If I was minded to review this show now, on an episode-by-episode basis, it would be more as a cultural barometer, as a signifier of modern Britain. Except Shabogan Jack is already doing all that, doubtlessly much more ably than me, so I don't have to. I shall inevitably be sad enough to watch it. If a particular episode here or there strikes me, I may even be minded to review it. But a blow-by-blow account? Reviewing this cyclic series of events as a TV series is starting to feel like a category error.

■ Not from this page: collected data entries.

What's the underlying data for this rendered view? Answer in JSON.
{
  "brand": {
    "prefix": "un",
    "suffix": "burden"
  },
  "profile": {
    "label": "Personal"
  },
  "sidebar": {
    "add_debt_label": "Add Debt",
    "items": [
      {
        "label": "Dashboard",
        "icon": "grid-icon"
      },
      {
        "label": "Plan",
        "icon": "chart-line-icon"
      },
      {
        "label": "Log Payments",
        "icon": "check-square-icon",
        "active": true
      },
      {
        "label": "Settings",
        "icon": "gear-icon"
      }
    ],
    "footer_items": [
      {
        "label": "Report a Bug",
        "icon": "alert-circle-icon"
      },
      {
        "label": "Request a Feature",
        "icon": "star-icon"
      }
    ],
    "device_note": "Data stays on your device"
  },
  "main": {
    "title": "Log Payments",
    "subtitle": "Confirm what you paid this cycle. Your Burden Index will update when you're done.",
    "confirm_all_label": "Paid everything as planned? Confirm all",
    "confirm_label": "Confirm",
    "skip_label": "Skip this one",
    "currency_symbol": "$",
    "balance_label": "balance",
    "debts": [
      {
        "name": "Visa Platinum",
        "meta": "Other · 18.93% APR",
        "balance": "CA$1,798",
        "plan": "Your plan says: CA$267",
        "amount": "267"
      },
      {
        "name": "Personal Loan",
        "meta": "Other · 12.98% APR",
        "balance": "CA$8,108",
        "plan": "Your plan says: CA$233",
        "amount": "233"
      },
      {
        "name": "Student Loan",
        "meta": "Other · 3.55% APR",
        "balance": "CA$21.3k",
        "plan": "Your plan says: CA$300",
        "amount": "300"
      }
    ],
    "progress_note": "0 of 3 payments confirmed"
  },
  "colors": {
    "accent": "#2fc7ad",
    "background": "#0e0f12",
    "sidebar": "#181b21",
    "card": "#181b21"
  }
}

The new series of 'Walking Dead' is here. There's a fresh Nordic Noir drama in the celebrated BBC4 Saturday night slot. My recorder's full of stuff I never seem to get a chance to sit down and watch. I expect yours is too. I have a backlog of books to read like you wouldn't believe. That's before you even start on the things I've meant to post here. So do any of us really have to bother with some more of the same, just because of the trademark at the top of it?


  1. Wow. That is very cynical.

    Four episodes in, are you feeling any more positive?

  2. I feel less cynical than disengaged. It's the sort of show you'd expect to be on TV nowadays. The fact it happens to be called 'Doctor Who' doesn't really seem all that important.

    There's the thing about the new credit sequence being just some guy messing around on YouTube, then it being taken up and put on the show proper. I just wish the whole programme could be like that, new people continually arriving and new stuff flying in from unexpected directions. Except it's such a flagship now it has to be a bankable commodity, so it can't be.